As an art school graduate myself I found finding a job in my field extremely competitive. I was fortunate to land a job at a small marketing firm right out of college by showing a rag-tag portfolio of illustrations and a couple of graphic design examples. Looking back, I think my portfolio was laughable at my current standards. It didn't have a specific focus. I wanted to do everything. Graphic design, illustration, video, and animation, I consider a large majority of my work a compilation of beautiful failures. That isn't without a margin of success. This was due to honing my skills within all of the fields I was interested in. The more you try, study, and produce new work the more you will grab a small portion of success. Hone in your skills by continuously trying and finding the time to do so. Here is a list of 5 different things I have done in my career to become the multi-faceted designer I am today.

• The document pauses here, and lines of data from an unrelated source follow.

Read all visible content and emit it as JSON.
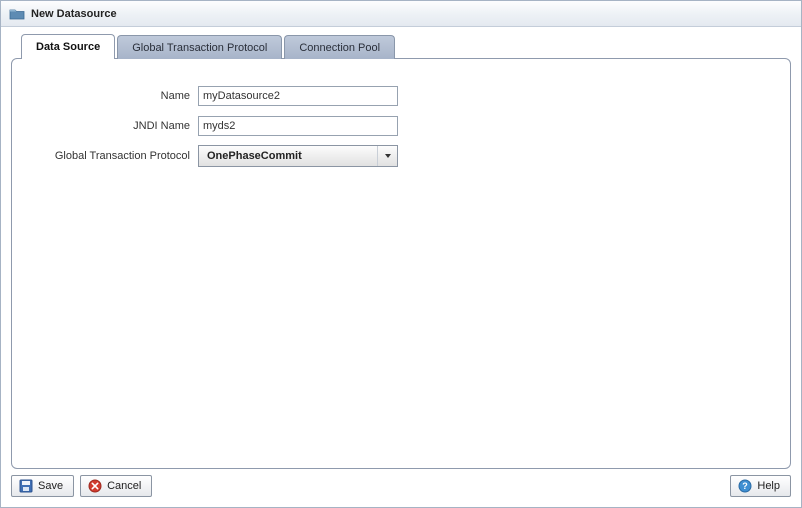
{
  "window": {
    "title": "New Datasource"
  },
  "tabs": [
    {
      "label": "Data Source",
      "active": true
    },
    {
      "label": "Global Transaction Protocol",
      "active": false
    },
    {
      "label": "Connection Pool",
      "active": false
    }
  ],
  "form": {
    "name": {
      "label": "Name",
      "value": "myDatasource2"
    },
    "jndi": {
      "label": "JNDI Name",
      "value": "myds2"
    },
    "gtp": {
      "label": "Global Transaction Protocol",
      "value": "OnePhaseCommit"
    }
  },
  "footer": {
    "save": "Save",
    "cancel": "Cancel",
    "help": "Help"
  }
}
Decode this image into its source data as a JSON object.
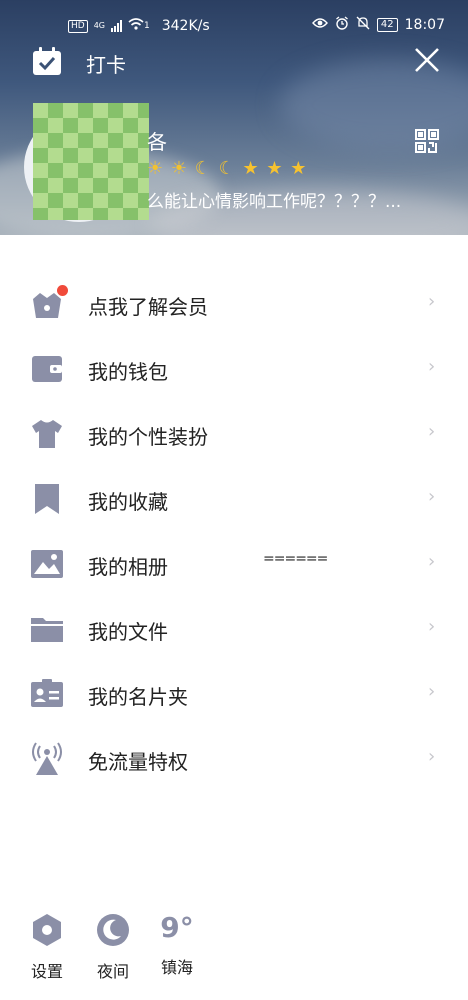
{
  "status_bar": {
    "hd_badge": "HD",
    "network": "4G",
    "wifi_sub": "1",
    "speed": "342K/s",
    "battery": "42",
    "time": "18:07"
  },
  "header": {
    "checkin_label": "打卡",
    "nickname": "各",
    "level_symbols": [
      "☀",
      "☀",
      "☾",
      "☾",
      "★",
      "★",
      "★"
    ],
    "signature": "么能让心情影响工作呢？？？？..."
  },
  "menu": {
    "items": [
      {
        "label": "点我了解会员",
        "icon": "crown-basket-icon"
      },
      {
        "label": "我的钱包",
        "icon": "wallet-icon"
      },
      {
        "label": "我的个性装扮",
        "icon": "tshirt-icon"
      },
      {
        "label": "我的收藏",
        "icon": "bookmark-icon"
      },
      {
        "label": "我的相册",
        "icon": "photo-icon"
      },
      {
        "label": "我的文件",
        "icon": "folder-icon"
      },
      {
        "label": "我的名片夹",
        "icon": "contact-card-icon"
      },
      {
        "label": "免流量特权",
        "icon": "signal-tower-icon"
      }
    ],
    "chevron": "›",
    "overlay_text": "======"
  },
  "bottom": {
    "settings_label": "设置",
    "night_label": "夜间",
    "weather_temp": "9°",
    "weather_city": "镇海"
  },
  "colors": {
    "icon_gray": "#8b8fa7",
    "notification_dot": "#f04a3a",
    "star_gold": "#f7c22f"
  }
}
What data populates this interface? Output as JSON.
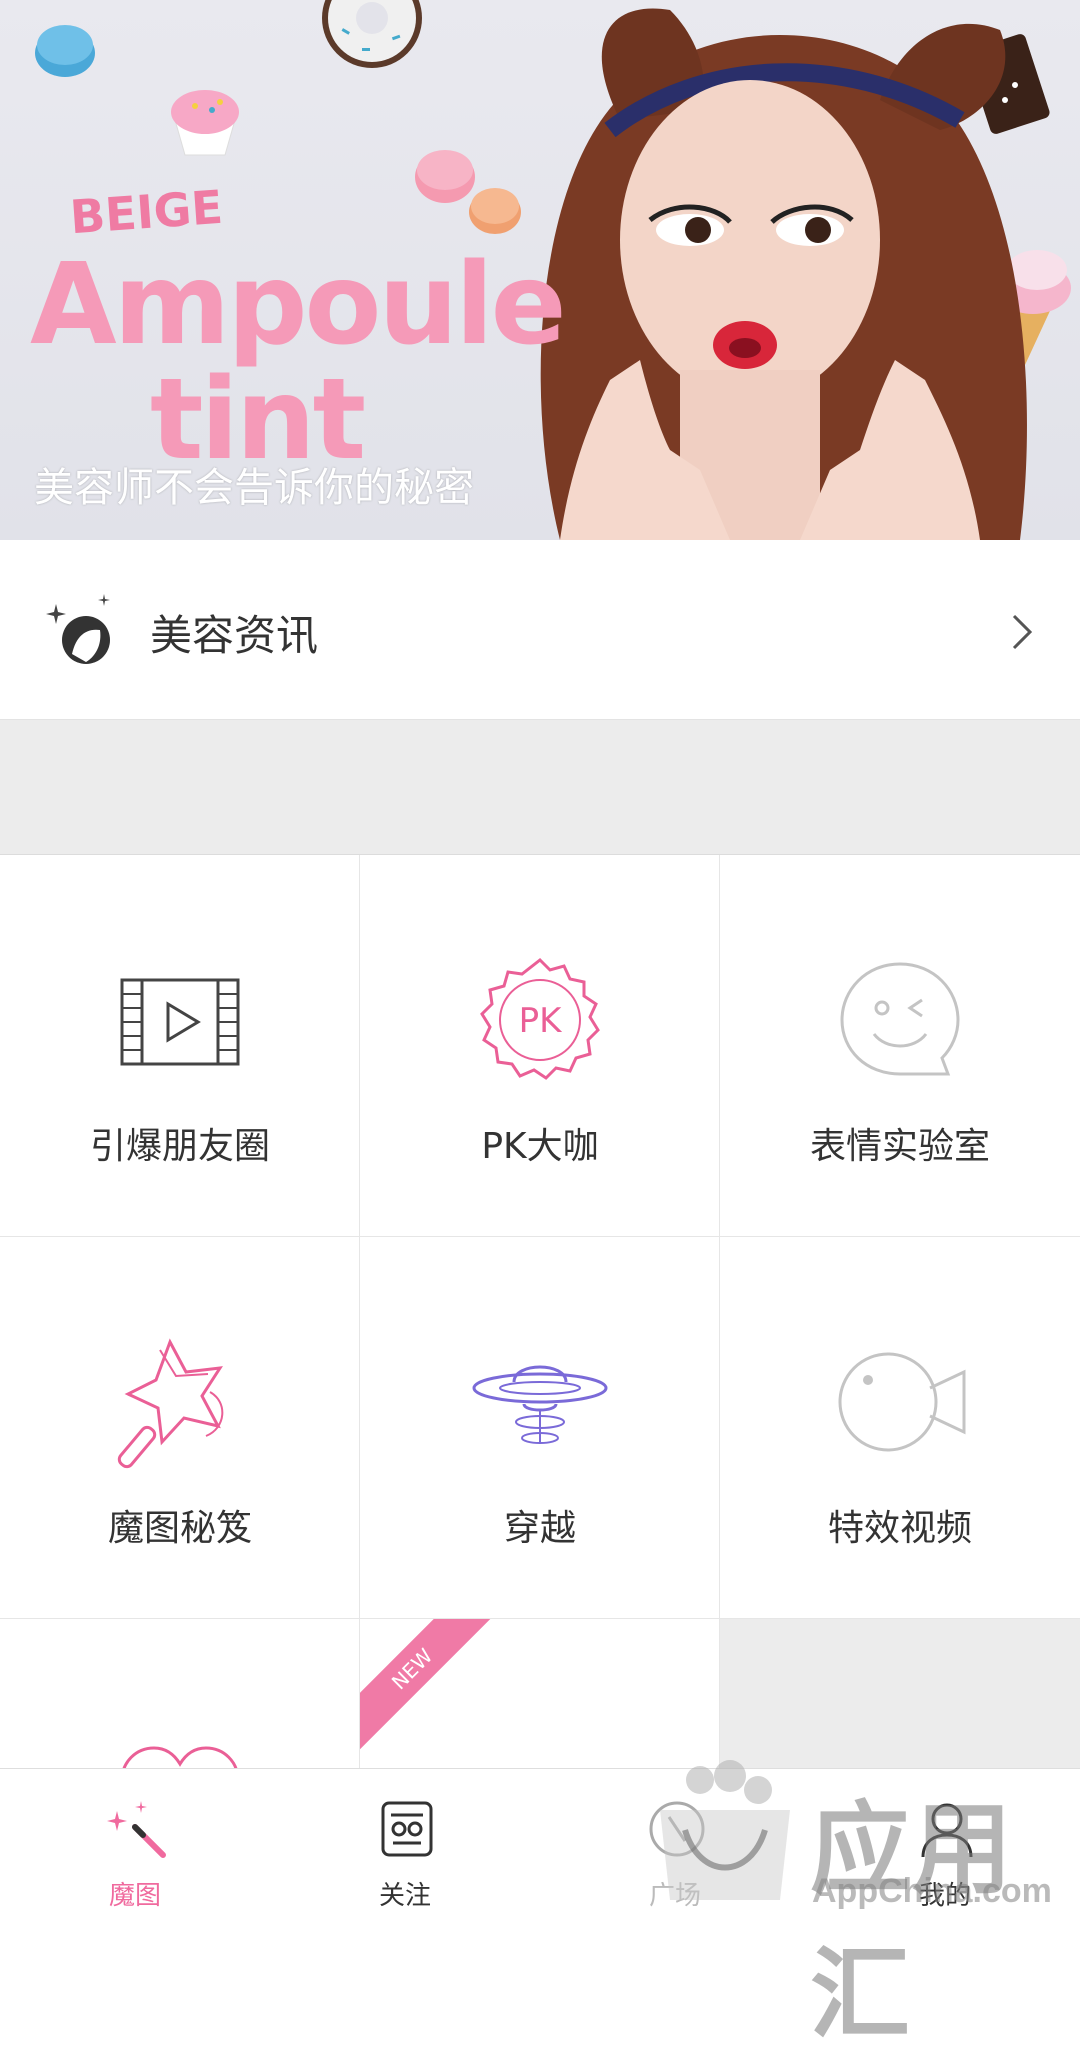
{
  "banner": {
    "brand_small": "BEIGE",
    "headline_1": "Ampoule",
    "headline_2": "tint",
    "caption": "美容师不会告诉你的秘密"
  },
  "news": {
    "icon": "beauty-sparkle-icon",
    "label": "美容资讯",
    "chevron": "chevron-right-icon"
  },
  "grid": {
    "items": [
      {
        "label": "引爆朋友圈",
        "icon": "film-play-icon"
      },
      {
        "label": "PK大咖",
        "icon": "pk-badge-icon",
        "badge_text": "PK"
      },
      {
        "label": "表情实验室",
        "icon": "wink-face-icon"
      },
      {
        "label": "魔图秘笈",
        "icon": "magic-wand-star-icon"
      },
      {
        "label": "穿越",
        "icon": "ufo-icon"
      },
      {
        "label": "特效视频",
        "icon": "video-camera-icon"
      },
      {
        "label": "",
        "icon": "heart-icon"
      },
      {
        "label": "",
        "icon": "crown-icon",
        "ribbon": "NEW"
      }
    ]
  },
  "bottom_nav": {
    "items": [
      {
        "label": "魔图",
        "icon": "magic-wand-icon",
        "active": true
      },
      {
        "label": "关注",
        "icon": "follow-face-icon"
      },
      {
        "label": "广场",
        "icon": "compass-icon"
      },
      {
        "label": "我的",
        "icon": "user-icon"
      }
    ]
  },
  "watermark": {
    "text_cn": "应用汇",
    "text_en": "AppChina.com"
  },
  "colors": {
    "accent_pink": "#f06a9e",
    "icon_purple": "#7a6ad8",
    "icon_gray": "#bdbdbd",
    "text_dark": "#333333",
    "gap_gray": "#ececec"
  }
}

1. Sketch your heart out at restaurants
Carry a small sketchbook. Even a small lined notebook the size of your pocket and a pen. If you are out to coffee with a friend or out and about by yourself you can sketch a piece of life. I have tons of sketches of coffee cups, discarded creamer containers, forks and plates of eaten food. Pens help you decide more closely how precise you have to draw.
Being able to draw has been an essential tool I have used for project planning.
2. Buy physical books for visual inspiration (or if you're short on cash, head to a library!)
I have constantly looked at books for inspiration. Seeing what other artists, not just in the field of graphic design, can spur inspiration. Lately, I just purchased a book called “Amano” a compilation of Yoshitaka Amano illustrations. If you don't know who Amano is, he was the illustrator behind a majority of the artwork for the Final Fantasy video games. This book has various interviews with Amano describing how he uses several different styles and techniques to create his work. I have personally adopted similar techniques to create my own illustrative graphic design works for posters. I like to see when other people I admire are similar or dissimilar to myself. I may pick up new ways to work.
3. Seek other artists to draw inspiration from
I have met quite a few artists through gallery showings and music events. You can also reach out through social media. For a while I also had an art/food blog in which I used artist interviews for posts. Some of these interviews gave me inspiration for my own work. Spreading the word also inspired others.
4. Create a social media presence
Every year I rehash my online portfolio. Because I'm a multi-media artist sometimes I find it hard to separate my work in an easy to digest viewing experience. Some artists will hone in on one specific area. I have never done this with my website because I apply for various jobs and gallery showings with different aspects of my work. I just try to make it easy for the viewer to find something specific. For example, if a prospective client wants to check out my video work, I make it easy to find that specific part.
Instagram, Linkedin, and Facebook are also places where I place updates to my main website or places I like to post my current events. If I'm visiting an art gallery or if I'm working on a new piece. The blog I'm currently writing can also be shared on social media.
5. Create work, constantly
I am fortunate to work at a creative agency where I am consistently working on something new from day to day. However, I do not share the work I do for my current agency.
If you may be in a situation where you cannot use that work for your own personal portfolio or you are working a 9 to 5 (or more!) in a non-creative job where you cannot pick up clients, work on some pieces of your own. You can create fonts, artwork for t-shirts, artwork for gallery showings, zines, you name it! The more you create, the more pieces you can use in your portfolio. Employers want to see your work. Even if you haven't had as much experience with clients, you can express how you could use the skills you've obtained.